Mitt & the truth: Mutually exclusive?

Mitt Romney seems to feel that his biography needs refining. He was just a middle-class kid growing up, he says.

On the campaign trail, the former Massachusetts governor sometimes talks about his father, George, growing up poor and driving across the American West looking for work. When Mitt was born, the family was middle class, moving from Detroit to the tony suburb of Bloomfield Hills only after Mitt was a teenager, when his father took over American Motors. Although Mitt’s parents helped fund his college and graduate education, and helped him and his wife, Anne, buy their first home, he did not inherit his parents’ wealth; he amassed a multimillion-dollar fortune on his own, working at Bain Capital.
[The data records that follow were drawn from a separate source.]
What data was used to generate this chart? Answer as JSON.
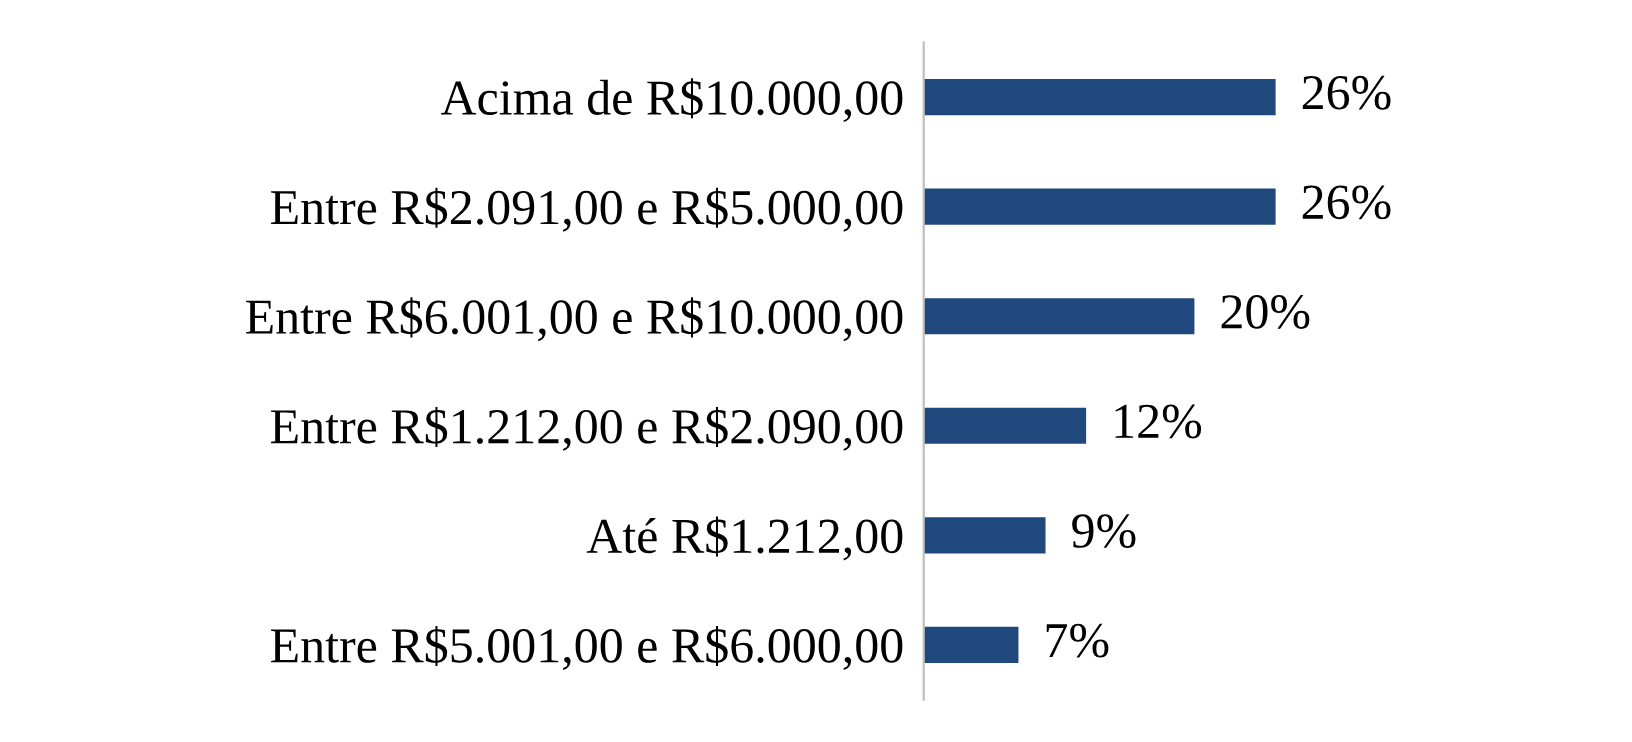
{
  "chart_data": {
    "type": "bar",
    "orientation": "horizontal",
    "categories": [
      "Acima de R$10.000,00",
      "Entre R$2.091,00 e R$5.000,00",
      "Entre R$6.001,00 e R$10.000,00",
      "Entre R$1.212,00 e R$2.090,00",
      "Até R$1.212,00",
      "Entre R$5.001,00 e R$6.000,00"
    ],
    "values": [
      26,
      26,
      20,
      12,
      9,
      7
    ],
    "value_labels": [
      "26%",
      "26%",
      "20%",
      "12%",
      "9%",
      "7%"
    ],
    "color": "#1f497d",
    "grid": false,
    "legend": false,
    "tick_labels": "y"
  }
}
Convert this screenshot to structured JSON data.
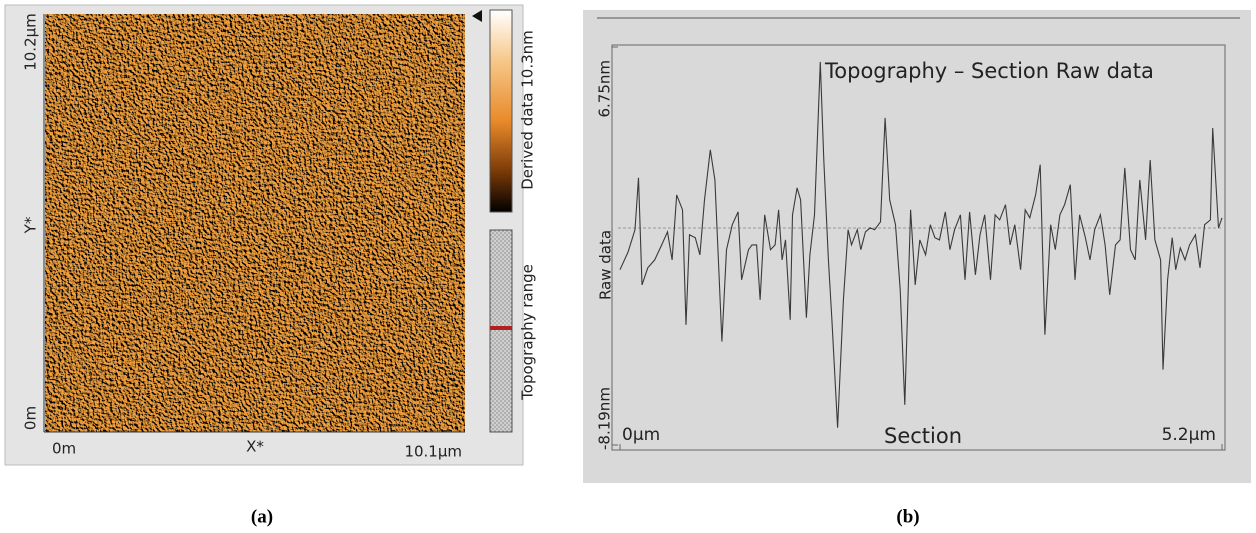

Well, no, not exactly. As Alec MacGillis points out at The New Republic:

Actually, this is off on just about every count, according to Michael Kranish and Scott Helman’s Real Romney, the definitive biography of the candidate. The family was hardly “middle class” at the time of Mitt’s birth — shortly after he was born, his father George became an executive with the Nash-Kelvinator Corporation, which later merged with Hudson Motor Car Company to become American Motors Corporation, where Romney was soon named executive vice president. He became CEO of AMC in 1954 — when Mitt was 6 or 7. Likewise, the Romneys moved from their (very big) Detroit home to Bloomfield Hills, “a domain of sprawling homes, emerald lawns, and elite private schools,” when he was six or seven, not “after Mitt was a teenager.” And this account also understates the support Mitt received as a young man. George Romney not only “helped fund his college education,” he provided his son an allowance when he was at Stanford, though he considered cutting it back after he found out that Mitt was secretly taking flights back to Michigan to visit his sweetheart Ann. After the couple married, Mitt’s parents bought them a car as a wedding gift. When they moved from Utah to Boston for Mitt to commence law and business school at Harvard, Mitt’s parents helped them buy a house in Belmont, a “leafy Boston suburb” — not a shabby start for a 24-year-old graduate student. Here’s how Ann Romney recently cast the couple’s situation in those starting-out years: “We had no income except the stock we were chipping away at. We were living on the edge, not entertaining.” Ah yes, the common twenty-something plight of chipping stock.

Romney is obviously trying to obfuscate his membership in the 1% of Americans who own and increasingly run the country; the question is whether the Obama campaign and the press will let him get away with it.